Ils et elles se marièrent, et eurent beaucoup d’enfants.”

Nicolas Jouanneau Dario

6 commentaires

Je suis tout a fait d’accord avec Nicolas. Je suis dans le meme cad que lui a la difference pret que j’ai été marie avec une femme pour laquelle je ne ressentais rien afin d’avoir un enfant……
Maintenant je vais enfin pouvoir me marier avec la personne que J’AIME…
Un HOMME et pouvoir le vivre pleinement …

Écrit par Robert le 13 février 2013 à 18:15

Bravo à l’auteur. J’aime particulièrement qu’il remarque qu’on se moque des survivalistes… pour dire aussitôt après que le mariage entre personnes du même sexe serait la fin du monde !
Je crois qu’il vaut mieux ne pas trop regarder les informations télévisées quand on est sensible… De toute manière on y apprend moins que par d’autres médias.

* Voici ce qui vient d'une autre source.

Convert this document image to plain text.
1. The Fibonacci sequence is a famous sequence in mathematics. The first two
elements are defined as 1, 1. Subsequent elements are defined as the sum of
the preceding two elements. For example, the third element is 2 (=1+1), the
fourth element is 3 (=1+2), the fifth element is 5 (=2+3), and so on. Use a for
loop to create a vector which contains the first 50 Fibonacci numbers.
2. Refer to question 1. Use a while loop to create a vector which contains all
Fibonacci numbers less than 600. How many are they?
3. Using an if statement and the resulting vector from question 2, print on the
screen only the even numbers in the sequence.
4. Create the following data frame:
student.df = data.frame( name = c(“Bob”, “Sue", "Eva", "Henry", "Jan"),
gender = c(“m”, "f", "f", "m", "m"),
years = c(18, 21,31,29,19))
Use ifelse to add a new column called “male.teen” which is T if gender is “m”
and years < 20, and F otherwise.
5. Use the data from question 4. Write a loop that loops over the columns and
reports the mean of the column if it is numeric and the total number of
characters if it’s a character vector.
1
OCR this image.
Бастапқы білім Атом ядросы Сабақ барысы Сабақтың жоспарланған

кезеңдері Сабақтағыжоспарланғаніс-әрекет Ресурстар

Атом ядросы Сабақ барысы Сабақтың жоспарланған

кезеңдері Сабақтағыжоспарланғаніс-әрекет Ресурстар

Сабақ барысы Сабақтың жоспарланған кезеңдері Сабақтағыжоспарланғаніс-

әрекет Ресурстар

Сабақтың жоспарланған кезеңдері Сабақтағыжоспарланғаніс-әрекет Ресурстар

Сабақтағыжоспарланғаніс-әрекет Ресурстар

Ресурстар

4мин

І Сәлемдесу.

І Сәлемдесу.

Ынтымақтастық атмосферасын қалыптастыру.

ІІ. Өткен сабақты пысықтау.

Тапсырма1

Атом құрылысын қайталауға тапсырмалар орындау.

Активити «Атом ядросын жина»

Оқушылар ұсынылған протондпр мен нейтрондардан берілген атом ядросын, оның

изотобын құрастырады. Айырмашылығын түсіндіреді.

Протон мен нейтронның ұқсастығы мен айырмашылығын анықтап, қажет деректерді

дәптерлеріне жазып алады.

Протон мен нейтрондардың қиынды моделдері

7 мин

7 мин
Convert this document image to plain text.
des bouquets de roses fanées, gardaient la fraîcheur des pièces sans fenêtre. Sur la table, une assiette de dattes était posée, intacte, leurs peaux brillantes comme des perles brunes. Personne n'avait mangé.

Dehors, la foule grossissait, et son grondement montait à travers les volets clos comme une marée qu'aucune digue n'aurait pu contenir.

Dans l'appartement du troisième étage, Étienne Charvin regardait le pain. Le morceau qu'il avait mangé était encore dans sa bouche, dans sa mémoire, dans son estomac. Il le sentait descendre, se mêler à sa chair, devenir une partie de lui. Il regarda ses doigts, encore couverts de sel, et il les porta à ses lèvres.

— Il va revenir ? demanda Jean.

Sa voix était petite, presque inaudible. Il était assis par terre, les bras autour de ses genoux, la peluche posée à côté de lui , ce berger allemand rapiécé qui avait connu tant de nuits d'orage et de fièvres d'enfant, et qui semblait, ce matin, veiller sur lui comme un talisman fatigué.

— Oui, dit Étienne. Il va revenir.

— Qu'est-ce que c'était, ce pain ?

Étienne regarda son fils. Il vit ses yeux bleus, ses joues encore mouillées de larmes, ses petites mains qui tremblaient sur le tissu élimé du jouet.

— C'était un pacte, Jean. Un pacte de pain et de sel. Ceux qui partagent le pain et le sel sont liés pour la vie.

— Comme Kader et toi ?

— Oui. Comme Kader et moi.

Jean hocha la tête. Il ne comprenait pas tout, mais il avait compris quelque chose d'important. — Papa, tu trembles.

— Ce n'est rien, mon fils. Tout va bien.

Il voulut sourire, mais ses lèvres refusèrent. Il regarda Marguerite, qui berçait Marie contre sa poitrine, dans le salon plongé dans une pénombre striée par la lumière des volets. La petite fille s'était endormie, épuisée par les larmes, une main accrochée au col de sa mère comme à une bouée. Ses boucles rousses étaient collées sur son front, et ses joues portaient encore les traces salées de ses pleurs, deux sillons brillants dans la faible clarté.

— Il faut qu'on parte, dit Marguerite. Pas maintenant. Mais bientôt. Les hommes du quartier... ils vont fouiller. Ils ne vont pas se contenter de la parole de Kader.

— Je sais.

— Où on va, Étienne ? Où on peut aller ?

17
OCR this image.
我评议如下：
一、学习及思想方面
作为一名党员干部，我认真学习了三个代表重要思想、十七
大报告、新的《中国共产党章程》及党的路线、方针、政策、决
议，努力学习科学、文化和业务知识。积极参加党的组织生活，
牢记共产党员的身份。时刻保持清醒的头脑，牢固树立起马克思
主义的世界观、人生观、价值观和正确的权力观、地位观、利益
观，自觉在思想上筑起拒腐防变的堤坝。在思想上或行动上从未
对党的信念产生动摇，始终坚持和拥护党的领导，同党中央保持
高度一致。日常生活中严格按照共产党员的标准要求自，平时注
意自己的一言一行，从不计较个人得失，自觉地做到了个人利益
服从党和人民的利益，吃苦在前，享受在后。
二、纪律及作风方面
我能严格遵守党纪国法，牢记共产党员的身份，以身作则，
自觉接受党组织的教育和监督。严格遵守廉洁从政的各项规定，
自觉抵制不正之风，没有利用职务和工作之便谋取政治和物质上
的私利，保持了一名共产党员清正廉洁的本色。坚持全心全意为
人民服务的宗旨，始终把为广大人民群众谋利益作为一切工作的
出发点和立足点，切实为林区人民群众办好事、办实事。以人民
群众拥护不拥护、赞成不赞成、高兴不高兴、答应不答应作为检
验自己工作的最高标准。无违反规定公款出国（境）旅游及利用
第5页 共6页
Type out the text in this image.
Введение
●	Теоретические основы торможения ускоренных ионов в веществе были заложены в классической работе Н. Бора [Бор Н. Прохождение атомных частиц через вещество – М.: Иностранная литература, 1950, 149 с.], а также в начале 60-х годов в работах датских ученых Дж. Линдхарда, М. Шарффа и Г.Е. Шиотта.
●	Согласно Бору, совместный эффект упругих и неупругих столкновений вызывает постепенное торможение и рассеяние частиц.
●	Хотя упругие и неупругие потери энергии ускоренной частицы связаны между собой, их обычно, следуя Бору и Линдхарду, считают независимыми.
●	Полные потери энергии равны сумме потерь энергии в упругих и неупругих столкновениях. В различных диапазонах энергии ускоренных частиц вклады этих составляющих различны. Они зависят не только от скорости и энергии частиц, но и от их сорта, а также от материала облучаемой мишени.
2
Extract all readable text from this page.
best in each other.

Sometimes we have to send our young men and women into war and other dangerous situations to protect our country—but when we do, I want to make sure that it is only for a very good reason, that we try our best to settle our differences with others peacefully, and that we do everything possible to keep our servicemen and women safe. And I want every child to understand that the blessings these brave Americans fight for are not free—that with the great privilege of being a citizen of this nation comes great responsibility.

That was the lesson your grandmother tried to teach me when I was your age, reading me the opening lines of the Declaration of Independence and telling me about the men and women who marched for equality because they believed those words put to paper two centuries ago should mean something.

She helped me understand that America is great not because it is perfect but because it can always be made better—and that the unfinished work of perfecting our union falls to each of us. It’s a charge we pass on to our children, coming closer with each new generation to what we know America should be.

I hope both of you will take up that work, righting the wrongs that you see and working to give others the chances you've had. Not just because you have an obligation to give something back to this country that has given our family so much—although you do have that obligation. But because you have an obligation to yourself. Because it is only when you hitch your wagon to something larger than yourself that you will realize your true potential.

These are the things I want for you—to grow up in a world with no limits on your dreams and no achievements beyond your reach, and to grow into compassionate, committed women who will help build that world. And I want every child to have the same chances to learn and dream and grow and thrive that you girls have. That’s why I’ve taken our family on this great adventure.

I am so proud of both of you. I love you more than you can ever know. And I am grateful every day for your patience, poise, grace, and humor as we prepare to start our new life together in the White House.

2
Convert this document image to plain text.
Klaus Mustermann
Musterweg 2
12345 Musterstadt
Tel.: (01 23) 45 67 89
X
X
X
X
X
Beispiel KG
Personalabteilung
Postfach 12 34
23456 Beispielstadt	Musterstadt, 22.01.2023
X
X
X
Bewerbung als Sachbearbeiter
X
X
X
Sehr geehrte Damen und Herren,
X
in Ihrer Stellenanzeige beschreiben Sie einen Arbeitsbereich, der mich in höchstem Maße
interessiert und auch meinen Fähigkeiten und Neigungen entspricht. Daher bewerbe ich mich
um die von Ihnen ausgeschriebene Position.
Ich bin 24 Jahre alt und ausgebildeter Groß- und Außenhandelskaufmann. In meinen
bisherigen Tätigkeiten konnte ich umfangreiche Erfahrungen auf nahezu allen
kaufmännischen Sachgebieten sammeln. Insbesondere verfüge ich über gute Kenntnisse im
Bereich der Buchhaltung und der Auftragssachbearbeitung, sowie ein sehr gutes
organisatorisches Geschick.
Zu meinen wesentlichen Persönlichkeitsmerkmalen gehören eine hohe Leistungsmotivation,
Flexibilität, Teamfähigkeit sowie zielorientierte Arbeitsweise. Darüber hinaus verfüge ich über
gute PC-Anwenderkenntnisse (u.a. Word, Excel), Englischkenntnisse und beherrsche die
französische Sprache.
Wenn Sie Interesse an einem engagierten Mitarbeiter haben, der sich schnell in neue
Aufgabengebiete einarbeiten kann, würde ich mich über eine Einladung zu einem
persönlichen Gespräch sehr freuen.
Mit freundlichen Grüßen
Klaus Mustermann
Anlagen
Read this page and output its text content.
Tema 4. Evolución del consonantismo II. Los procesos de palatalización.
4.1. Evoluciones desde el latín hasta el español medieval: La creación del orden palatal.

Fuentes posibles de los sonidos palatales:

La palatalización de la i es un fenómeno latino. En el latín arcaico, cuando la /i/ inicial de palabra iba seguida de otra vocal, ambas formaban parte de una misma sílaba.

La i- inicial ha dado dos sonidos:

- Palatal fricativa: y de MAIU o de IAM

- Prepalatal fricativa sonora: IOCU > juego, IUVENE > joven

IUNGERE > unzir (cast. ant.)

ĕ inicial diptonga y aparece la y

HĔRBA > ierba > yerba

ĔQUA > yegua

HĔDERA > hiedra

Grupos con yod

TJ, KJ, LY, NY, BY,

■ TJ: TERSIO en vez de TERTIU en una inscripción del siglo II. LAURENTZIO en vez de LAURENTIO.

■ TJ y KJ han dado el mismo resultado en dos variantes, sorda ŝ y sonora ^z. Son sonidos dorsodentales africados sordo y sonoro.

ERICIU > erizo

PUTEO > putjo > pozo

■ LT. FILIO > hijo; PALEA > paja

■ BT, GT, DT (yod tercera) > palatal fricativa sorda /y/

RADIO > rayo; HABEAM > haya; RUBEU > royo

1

Et au moins, sur Internet, certains homosexuels répondent à leurs opposants.
Comme vous avez remonté de plusieus personnes, c’est sûr.

Écrit par Noblejoué le 13 février 2013 à 19:03

Très bien dit Nicolas!!!

Écrit par alex le 13 février 2013 à 19:44

Excellent billet qui sonne très juste et qui a lé mérite de dénoncer le sensationnalisme qui pourrit de plus en plus la télévision française.
Le seul objectif étant de faire de l’audimat, les chaines d’info sont prêtes à diffuser n’importe quoi et à donner la parole à n’importe qui pour cela, démontrant que l’injure et la diffamation sont plus vendeuses que l’analyse et la réflexion. Mais le plus triste dans tout cela est que les autres chaines leur emboitent le pas…

Écrit par moonworld le 13 février 2013 à 22:21

Bravo… tout est résumé en quelques lignes!!!

Écrit par philibertny le 14 février 2013 à 12:31

Magnifique et surtout réaliste . Bravo et merci pour avoir rendu nos valeurs à leurs place bien mérité avec votre lettre.